Adenike Ogunlesi decided to make some pajamas for her kids, and soon friends and relatives were asking her to make some for their children. Next came skirts, shirts, pants, and more. Today, she has a factory and several franchises. At the time she started, almost all children’s clothing in Nigeria was imported. Nigerians of any means wouldn’t buy goods labeled “Made in Nigeria.” Through savvy marketing and brand building, Ruff ‘n’ Tumble is the must-have children’s label for Nigeria’s growing middle class, with children insisting the label be sewn outside so everyone knows they were wearing Ruff ‘N’ Tumble.
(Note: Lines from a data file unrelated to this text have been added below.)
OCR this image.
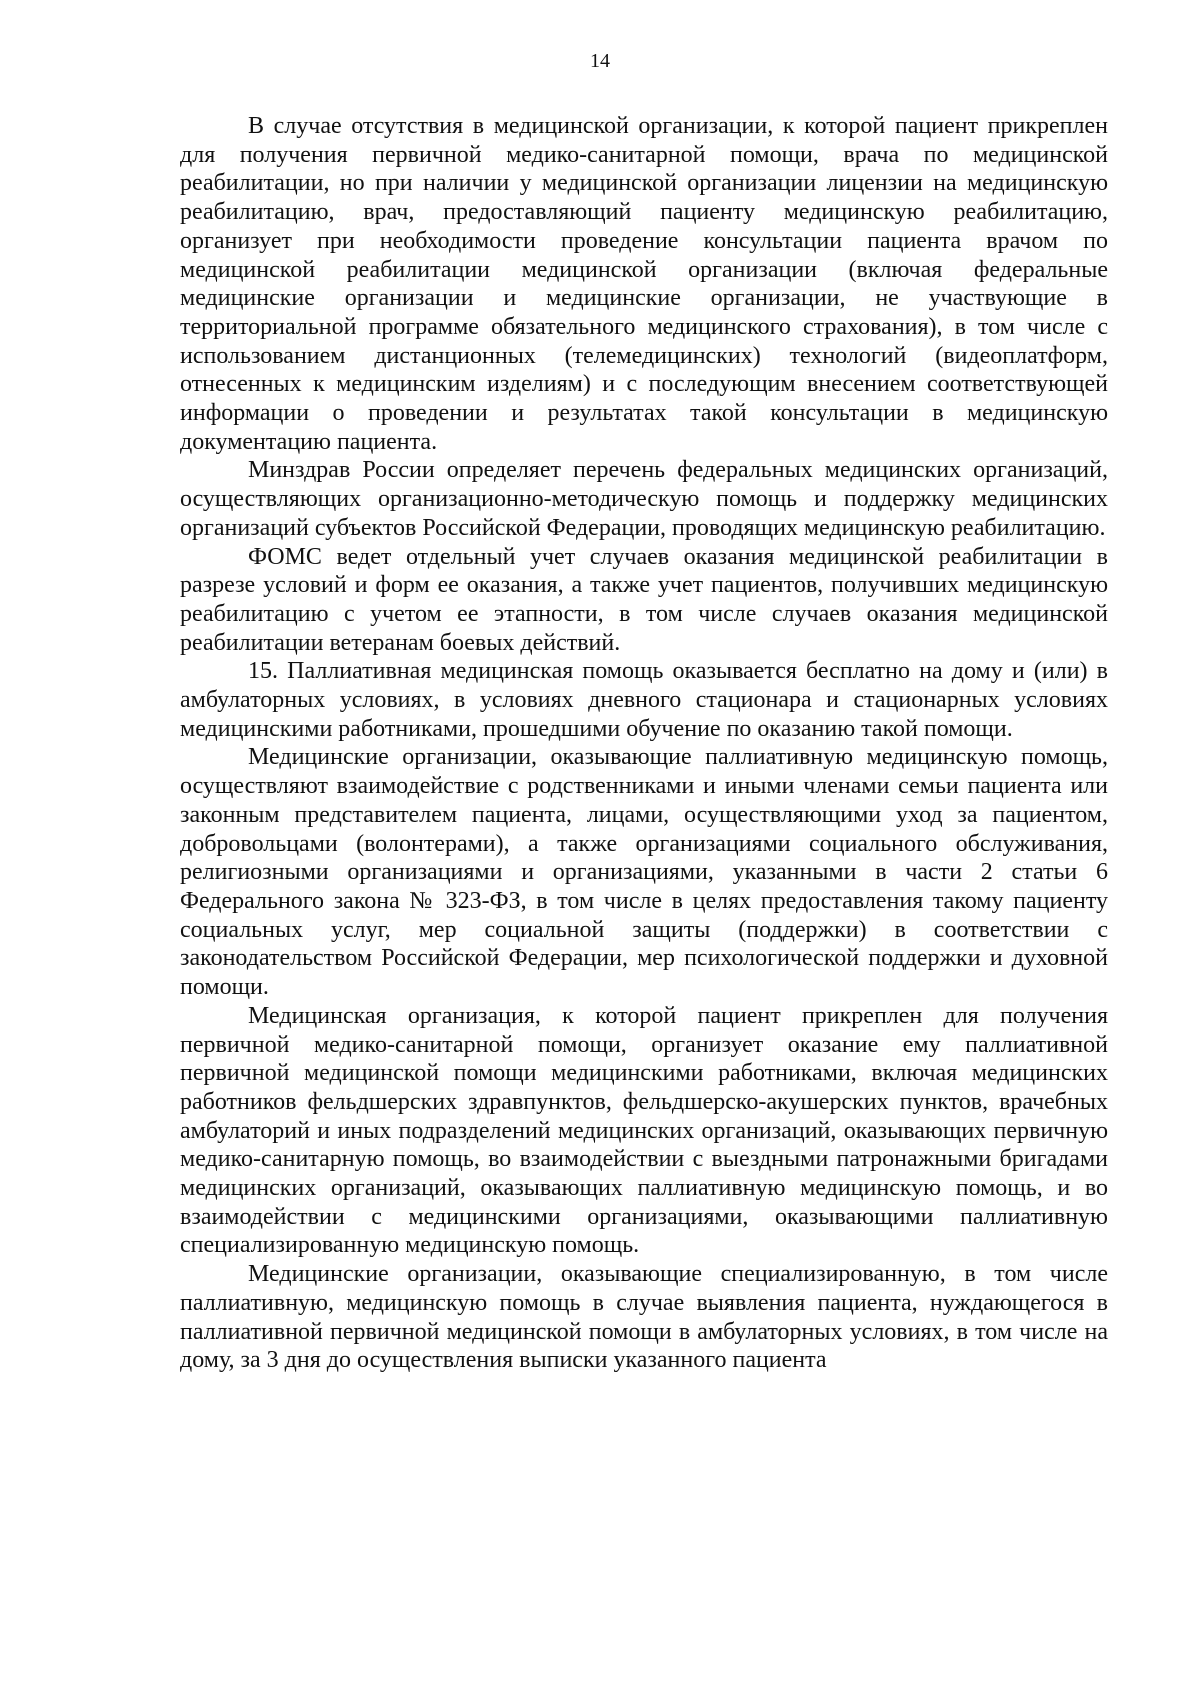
14

В случае отсутствия в медицинской организации, к которой пациент прикреплен для получения первичной медико-санитарной помощи, врача по медицинской реабилитации, но при наличии у медицинской организации лицензии на медицинскую реабилитацию, врач, предоставляющий пациенту медицинскую реабилитацию, организует при необходимости проведение консультации пациента врачом по медицинской реабилитации медицинской организации (включая федеральные медицинские организации и медицинские организации, не участвующие в территориальной программе обязательного медицинского страхования), в том числе с использованием дистанционных (телемедицинских) технологий (видеоплатформ, отнесенных к медицинским изделиям) и с последующим внесением соответствующей информации о проведении и результатах такой консультации в медицинскую документацию пациента.

Минздрав России определяет перечень федеральных медицинских организаций, осуществляющих организационно-методическую помощь и поддержку медицинских организаций субъектов Российской Федерации, проводящих медицинскую реабилитацию.

ФОМС ведет отдельный учет случаев оказания медицинской реабилитации в разрезе условий и форм ее оказания, а также учет пациентов, получивших медицинскую реабилитацию с учетом ее этапности, в том числе случаев оказания медицинской реабилитации ветеранам боевых действий.

15. Паллиативная медицинская помощь оказывается бесплатно на дому и (или) в амбулаторных условиях, в условиях дневного стационара и стационарных условиях медицинскими работниками, прошедшими обучение по оказанию такой помощи.

Медицинские организации, оказывающие паллиативную медицинскую помощь, осуществляют взаимодействие с родственниками и иными членами семьи пациента или законным представителем пациента, лицами, осуществляющими уход за пациентом, добровольцами (волонтерами), а также организациями социального обслуживания, религиозными организациями и организациями, указанными в части 2 статьи 6 Федерального закона № 323-ФЗ, в том числе в целях предоставления такому пациенту социальных услуг, мер социальной защиты (поддержки) в соответствии с законодательством Российской Федерации, мер психологической поддержки и духовной помощи.

Медицинская организация, к которой пациент прикреплен для получения первичной медико-санитарной помощи, организует оказание ему паллиативной первичной медицинской помощи медицинскими работниками, включая медицинских работников фельдшерских здравпунктов, фельдшерско-акушерских пунктов, врачебных амбулаторий и иных подразделений медицинских организаций, оказывающих первичную медико-санитарную помощь, во взаимодействии с выездными патронажными бригадами медицинских организаций, оказывающих паллиативную медицинскую помощь, и во взаимодействии с медицинскими организациями, оказывающими паллиативную специализированную медицинскую помощь.

Медицинские организации, оказывающие специализированную, в том числе паллиативную, медицинскую помощь в случае выявления пациента, нуждающегося в паллиативной первичной медицинской помощи в амбулаторных условиях, в том числе на дому, за 3 дня до осуществления выписки указанного пациента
For more information on Nigeria’s economic potential, visit www.nigeriaembassyusa.org

Maseru, Lesotho


Shining Century

Jennifer Chen, Managing Director of Shining Century’s factory in Lesotho, is setting her sights on competing with China. Shining Century employs 1,500 people and makes garments for Old Navy, GAP and other well-known brands. Lesotho was considered a tremendous AGOA success story, but in January 2005, WTO released China from quotas, putting at risk all Africa’s recent gains from AGOA. Jennifer says if she can increase production and government can cut costs, they can compete. And she knows the competition. Like most factory owners and directors in Lesotho, Jennifer is Taiwanese. She came to the tiny Southern African nation in 1989 and intends to stay for the long haul.

Kampala, Uganda


1000 Cups Coffee House

1000 Cups Coffee House offers some unusual blends, from a lemon grass infused coffee to a traditional roast that is lightly toasted in clay pots. The owner, Michael Kijjambu, notes of his special blends, “These do appeal to the young, free-spending Ugandans.”
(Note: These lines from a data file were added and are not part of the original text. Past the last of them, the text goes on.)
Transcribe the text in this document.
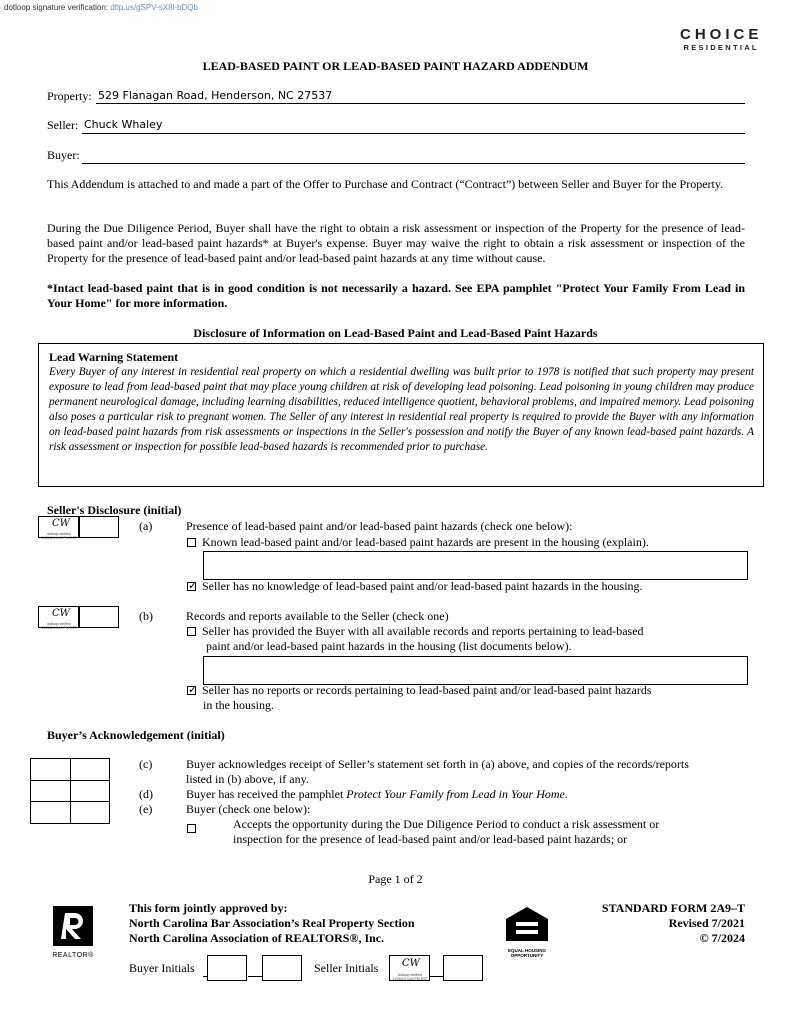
dotloop signature verification: dtlp.us/gSPV-sX8l-bDQb
CHOICE
RESIDENTIAL
LEAD-BASED PAINT OR LEAD-BASED PAINT HAZARD ADDENDUM
Property: 529 Flanagan Road, Henderson, NC 27537
Seller: Chuck Whaley
Buyer:
This Addendum is attached to and made a part of the Offer to Purchase and Contract (“Contract”) between Seller and Buyer for the Property.
During the Due Diligence Period, Buyer shall have the right to obtain a risk assessment or inspection of the Property for the presence of lead-based paint and/or lead-based paint hazards* at Buyer's expense. Buyer may waive the right to obtain a risk assessment or inspection of the Property for the presence of lead-based paint and/or lead-based paint hazards at any time without cause.
*Intact lead-based paint that is in good condition is not necessarily a hazard. See EPA pamphlet "Protect Your Family From Lead in Your Home" for more information.
Disclosure of Information on Lead-Based Paint and Lead-Based Paint Hazards
Lead Warning Statement
Every Buyer of any interest in residential real property on which a residential dwelling was built prior to 1978 is notified that such property may present exposure to lead from lead-based paint that may place young children at risk of developing lead poisoning. Lead poisoning in young children may produce permanent neurological damage, including learning disabilities, reduced intelligence quotient, behavioral problems, and impaired memory. Lead poisoning also poses a particular risk to pregnant women. The Seller of any interest in residential real property is required to provide the Buyer with any information on lead-based paint hazards from risk assessments or inspections in the Seller's possession and notify the Buyer of any known lead-based paint hazards. A risk assessment or inspection for possible lead-based hazards is recommended prior to purchase.
Seller's Disclosure (initial)
CW
dotloop verified 11/26/24 4:40 PM EST
(a)	Presence of lead-based paint and/or lead-based paint hazards (check one below):
Known lead-based paint and/or lead-based paint hazards are present in the housing (explain).
✓Seller has no knowledge of lead-based paint and/or lead-based paint hazards in the housing.
CW
dotloop verified 11/26/24 4:40 PM EST
(b)	Records and reports available to the Seller (check one)
Seller has provided the Buyer with all available records and reports pertaining to lead-based
paint and/or lead-based paint hazards in the housing (list documents below).
✓Seller has no reports or records pertaining to lead-based paint and/or lead-based paint hazards
in the housing.
Buyer’s Acknowledgement (initial)
(c)	Buyer acknowledges receipt of Seller’s statement set forth in (a) above, and copies of the records/reports
listed in (b) above, if any.
(d)	Buyer has received the pamphlet Protect Your Family from Lead in Your Home.
(e)	Buyer (check one below):
Accepts the opportunity during the Due Diligence Period to conduct a risk assessment or
inspection for the presence of lead-based paint and/or lead-based paint hazards; or
Page 1 of 2
REALTOR®
This form jointly approved by:
North Carolina Bar Association’s Real Property Section
North Carolina Association of REALTORS®, Inc.
EQUAL HOUSING OPPORTUNITY
STANDARD FORM 2A9–T
Revised 7/2021
© 7/2024
Buyer Initials	Seller Initials CW
dotloop verified 11/26/24 4:40 PM EST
Noting that Uganda’s President Museveni has promoted Ugandan coffee at shops in South Africa and Scandinavia, Michael suggested the charismatic leader visit his coffee shop in Kampala. “It would have tremendous implications for coffee production and consumption in Uganda,” Michael predicted. President Museveni took Michael up on the invitation, and along with his entourage and the local press, he visited 1000 Cups Coffee House. After the President’s visit, coffee became the cool drink in Uganda and three new coffee houses opened up.
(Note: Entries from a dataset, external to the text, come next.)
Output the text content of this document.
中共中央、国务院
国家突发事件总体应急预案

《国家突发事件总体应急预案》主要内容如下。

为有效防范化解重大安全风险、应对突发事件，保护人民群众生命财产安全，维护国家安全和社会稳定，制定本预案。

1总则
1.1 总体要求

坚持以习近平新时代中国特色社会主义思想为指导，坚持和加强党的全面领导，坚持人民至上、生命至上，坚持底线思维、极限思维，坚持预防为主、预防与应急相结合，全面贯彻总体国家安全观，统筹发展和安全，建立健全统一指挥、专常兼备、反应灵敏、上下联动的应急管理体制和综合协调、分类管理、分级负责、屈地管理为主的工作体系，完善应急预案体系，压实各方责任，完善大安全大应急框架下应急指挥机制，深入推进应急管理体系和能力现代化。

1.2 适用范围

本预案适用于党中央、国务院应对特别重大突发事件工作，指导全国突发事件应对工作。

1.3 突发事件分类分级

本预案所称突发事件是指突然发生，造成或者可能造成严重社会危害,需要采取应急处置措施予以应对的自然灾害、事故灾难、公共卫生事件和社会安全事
For more information on Uganda’s economic potential, visit www.ugandainvest.com

Kinshasa, Democratic Republic of Congo


Vodacom Congo

In the late 1990’s, international experts predicted there would be a market for only 10,000 cell phones in all of Congo. The day Alieu Conteh launched his cell phone company, he had capacity for 4,000 customers, but 35,000 people lined up. In less than five years he broke the one million mark. Alieu promised a telephone would no longer be a luxury in Congo. When Alieu came out with a $2 card, he revolutionized the market and tripled his sales. Alieu brought cell phone service to both government and rebel held areas and created Congo’s largest network. He continues to roll out service every week in rural villages throughout the nation.

Livingstone, Zambia


Touch Adventure

Touch Adventure, a specialist in white water rafting and cultural tours, is part of a movement to diversify traditional tourism offerings in Africa. Founder Ndaba Ndlovu, a Zimbabwean adventure seeker who worked as a river rafting guide, says when he looked at starting his business, he realized the political climate in his country was deteriorating and he began looking on the other side of the river. Ndlovu set up his company’s base and operates all tours in Zambia, although he maintains a sales office in Zimbabwe. Zambia’s aggressive marketing campaign and diversified offerings have brought tourists for longer stays and repeat visits.